PARCO PRODUCE 2022『ホームレッスン』紀伊國屋ホールで間もなく開幕! 田中俊介インタビュー
今注目の作・演出家、谷 碧仁が書き下ろし、シライケイタが演出する舞台『ホームレッスン』が、9月24日~10月9日、紀伊國屋ホールにて上演される。二人の初タッグで描くのは“100の家訓”を持つ奇妙な家族の物語。
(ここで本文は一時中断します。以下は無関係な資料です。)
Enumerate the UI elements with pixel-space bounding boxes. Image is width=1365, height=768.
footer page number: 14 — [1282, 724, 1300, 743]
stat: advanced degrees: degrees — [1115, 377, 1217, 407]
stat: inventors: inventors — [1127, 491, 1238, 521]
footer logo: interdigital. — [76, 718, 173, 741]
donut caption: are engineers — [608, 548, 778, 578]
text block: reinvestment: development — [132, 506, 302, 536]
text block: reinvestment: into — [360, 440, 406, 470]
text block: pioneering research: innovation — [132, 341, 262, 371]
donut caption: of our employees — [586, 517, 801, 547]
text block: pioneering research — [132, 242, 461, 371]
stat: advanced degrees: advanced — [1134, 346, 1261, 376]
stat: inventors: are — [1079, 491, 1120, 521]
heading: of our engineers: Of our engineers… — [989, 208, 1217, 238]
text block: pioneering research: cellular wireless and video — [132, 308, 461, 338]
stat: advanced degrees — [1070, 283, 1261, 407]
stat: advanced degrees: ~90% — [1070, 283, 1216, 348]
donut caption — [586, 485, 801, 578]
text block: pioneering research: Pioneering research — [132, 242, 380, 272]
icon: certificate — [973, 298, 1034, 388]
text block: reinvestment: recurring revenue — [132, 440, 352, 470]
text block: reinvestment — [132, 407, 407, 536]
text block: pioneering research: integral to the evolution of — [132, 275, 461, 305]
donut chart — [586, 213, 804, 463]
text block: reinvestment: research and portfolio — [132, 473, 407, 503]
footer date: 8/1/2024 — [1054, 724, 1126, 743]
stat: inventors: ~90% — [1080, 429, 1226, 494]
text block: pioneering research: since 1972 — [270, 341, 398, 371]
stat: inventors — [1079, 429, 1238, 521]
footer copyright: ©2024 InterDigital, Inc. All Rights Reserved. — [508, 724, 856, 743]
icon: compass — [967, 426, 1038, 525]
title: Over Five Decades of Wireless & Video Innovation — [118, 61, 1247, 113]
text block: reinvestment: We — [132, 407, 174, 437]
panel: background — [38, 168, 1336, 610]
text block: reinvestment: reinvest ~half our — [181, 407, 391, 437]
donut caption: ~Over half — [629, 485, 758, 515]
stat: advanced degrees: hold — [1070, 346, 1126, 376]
中学で現代国語を教える伊藤大夢(田中俊介)は三上花蓮(武田玲奈)といわゆる「出来ちゃった結婚」で結婚。三上家でともに暮らし始めるが、三上家の日常の中には当たり前のように奇妙な 100 の家訓が存在していた。なかでも花蓮の母親・奈津子(宮地雅子)は、家族が家族でいるために家訓が必要なのだと語り、頑なに家訓を守らせようとする。父親の歳三(堀部圭亮)も家訓は守っているが、どうやら奈津子に引っ張られているようだ。
自分は施設で育ったから、「社会適合のプロ」なのだと自負する大夢は、懸命に奈津子についていく。だが大夢が家訓になじんできたある日、家訓を破って懲罰のために部屋に閉じ込められている花蓮の弟・朔太郎(堀 夏喜)を発見する。家訓に従わない朔太郎が現れたことで、三上家のバランスはひずみ始め、やがて三上家の秘密が浮きぼりとなっていく…。
共に生きるために他者を受け入れるとは、どういうことなのか? ルールで縛ることでしか、社会は成立しないのか? そこにある幸せの価値観とは?
この作品で、三上家の家族となって家訓に必死で従おうとする伊藤大夢役の田中俊介に、本作への取り組みと俳優としての今を語ってもらった。
大夢が夢に見ていた家族という居場所ができたと
──まず作品を読んでの印象はいかがでしたか?
すごく衝撃を受けました。今、毎日のようにニュースを賑わせている「信仰と家族」というような問題に、まさに重なっているなと。そんな作品にこのタイミングで出会えたことに、思わず鳥肌が立つような思いになりましたし、ぜひこれを舞台で演じてみたいと強く思いました。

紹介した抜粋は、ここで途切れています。